Konflik separatisme di Papua tetap menjadi masalah yang memprihatinkan. Pada tahun 2022, tercatat 53 korban jiwa yang melibatkan warga sipil dan aparat TNI-Polri akibat kekerasan kelompok separatis. Serangan ini tidak hanya terbatas pada wilayah Puncak, tetapi juga merambah ke daerah lain seperti pegunungan bintang, menciptakan rasa tidak aman dan kekhawatiran yang meluas. Bahkan petugas medis yang seharusnya dilindungi dari konflik menjadi target serangan brutal kelompok separatis. Kejadian tragis di Puskesmas distrik Kiwirok pada September 2021 lalu menjadi bukti nyata akan kekejamannya.
Salah satu isu yang kerap membingungkan adalah bagaimana kita seharusnya menyebut kelompok ini. Apakah mereka hanya “Kelompok Kriminal Bersenjata (KKB)” atau “Kelompok Separatis dan Teroris (KST) Papua”? Perbedaan dalam istilah ini sebenarnya mencerminkan perbedaan dalam karakter kelompok tersebut dan dapat berdampak pada pendekatan penanganan konflik.
Namun, penting untuk diingat bahwa KST Papua bukanlah sekadar kelompok kriminal biasa. Mereka memiliki tujuan yang jelas, yaitu memisahkan diri dari Indonesia. Organisasi Papua Merdeka (OPM) telah eksis sejak tahun 1965 dan secara terang-terangan menginginkan referendum untuk kemerdekaan dari Indonesia. Mereka bahkan memiliki simbol-simbol negara, lambang, pemerintahan, dan militer mereka sendiri.
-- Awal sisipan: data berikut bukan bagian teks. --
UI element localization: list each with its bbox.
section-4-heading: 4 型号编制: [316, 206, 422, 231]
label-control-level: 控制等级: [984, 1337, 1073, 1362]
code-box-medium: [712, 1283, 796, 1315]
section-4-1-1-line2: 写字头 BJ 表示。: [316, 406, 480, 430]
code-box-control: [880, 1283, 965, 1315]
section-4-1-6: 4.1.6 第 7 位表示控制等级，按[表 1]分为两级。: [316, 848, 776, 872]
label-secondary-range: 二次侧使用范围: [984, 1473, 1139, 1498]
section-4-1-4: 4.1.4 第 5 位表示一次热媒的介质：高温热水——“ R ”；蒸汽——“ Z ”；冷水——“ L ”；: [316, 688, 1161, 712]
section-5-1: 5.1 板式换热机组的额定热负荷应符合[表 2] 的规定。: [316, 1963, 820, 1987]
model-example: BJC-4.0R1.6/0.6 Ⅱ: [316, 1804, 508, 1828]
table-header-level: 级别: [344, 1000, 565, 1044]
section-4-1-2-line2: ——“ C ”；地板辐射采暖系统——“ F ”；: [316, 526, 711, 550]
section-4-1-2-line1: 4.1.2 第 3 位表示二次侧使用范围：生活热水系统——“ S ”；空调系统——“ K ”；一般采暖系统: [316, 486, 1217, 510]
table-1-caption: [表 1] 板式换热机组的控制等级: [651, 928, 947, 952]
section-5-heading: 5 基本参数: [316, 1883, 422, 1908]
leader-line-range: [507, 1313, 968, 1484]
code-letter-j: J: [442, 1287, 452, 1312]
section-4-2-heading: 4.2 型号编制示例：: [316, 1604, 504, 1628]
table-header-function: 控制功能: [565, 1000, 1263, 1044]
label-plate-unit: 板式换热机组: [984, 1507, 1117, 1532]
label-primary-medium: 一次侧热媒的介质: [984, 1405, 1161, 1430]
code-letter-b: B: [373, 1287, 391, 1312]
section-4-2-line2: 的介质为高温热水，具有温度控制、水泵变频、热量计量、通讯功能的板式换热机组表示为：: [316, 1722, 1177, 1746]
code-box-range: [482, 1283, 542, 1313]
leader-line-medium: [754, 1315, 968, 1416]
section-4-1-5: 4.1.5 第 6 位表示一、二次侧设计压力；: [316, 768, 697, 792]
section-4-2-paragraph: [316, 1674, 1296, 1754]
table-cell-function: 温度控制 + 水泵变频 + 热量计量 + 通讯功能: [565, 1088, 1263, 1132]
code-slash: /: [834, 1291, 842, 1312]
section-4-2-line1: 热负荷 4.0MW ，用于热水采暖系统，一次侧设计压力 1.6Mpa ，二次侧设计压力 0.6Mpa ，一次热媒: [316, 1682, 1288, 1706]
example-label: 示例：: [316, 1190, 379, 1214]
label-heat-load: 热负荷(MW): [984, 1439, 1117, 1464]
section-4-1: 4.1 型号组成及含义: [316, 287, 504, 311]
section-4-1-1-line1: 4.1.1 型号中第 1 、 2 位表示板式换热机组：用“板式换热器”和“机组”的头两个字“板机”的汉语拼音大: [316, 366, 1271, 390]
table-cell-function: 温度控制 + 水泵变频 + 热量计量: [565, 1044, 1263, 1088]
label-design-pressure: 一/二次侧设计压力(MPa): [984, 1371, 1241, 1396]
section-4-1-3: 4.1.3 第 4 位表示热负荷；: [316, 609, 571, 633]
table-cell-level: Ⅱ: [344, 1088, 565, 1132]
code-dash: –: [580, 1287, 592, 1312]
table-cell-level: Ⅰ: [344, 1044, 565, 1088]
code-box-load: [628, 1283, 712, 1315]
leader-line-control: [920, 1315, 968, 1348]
Oleh karena itu, menggunakan istilah KST Papua lebih tepat untuk mencerminkan karakter gerakan separatisme ini.
Dalam menangani konflik separatisme di Papua, diperlukan pendekatan yang holistik. Selain menegakkan hukum dan ketertiban, penting untuk membangun kerja sama erat antara pemerintah pusat, pemerintah daerah, dan masyarakat Papua. Diplomasi juga harus ditingkatkan untuk memperkuat posisi Papua di tingkat internasional. Pengelolaan dana Otsus harus lebih transparan dan akuntabel agar pembangunan dapat berdampak positif bagi masyarakat Papua. Selain itu, penyelesaian tuduhan pelanggaran HAM harus dilakukan melalui proses hukum yang adil dan menghormati budaya setempat. Semua langkah ini akan membantu menciptakan kondisi yang lebih aman dan kondusif bagi Papua, sambil tetap menjunjung tinggi prinsip-prinsip hak asasi manusia.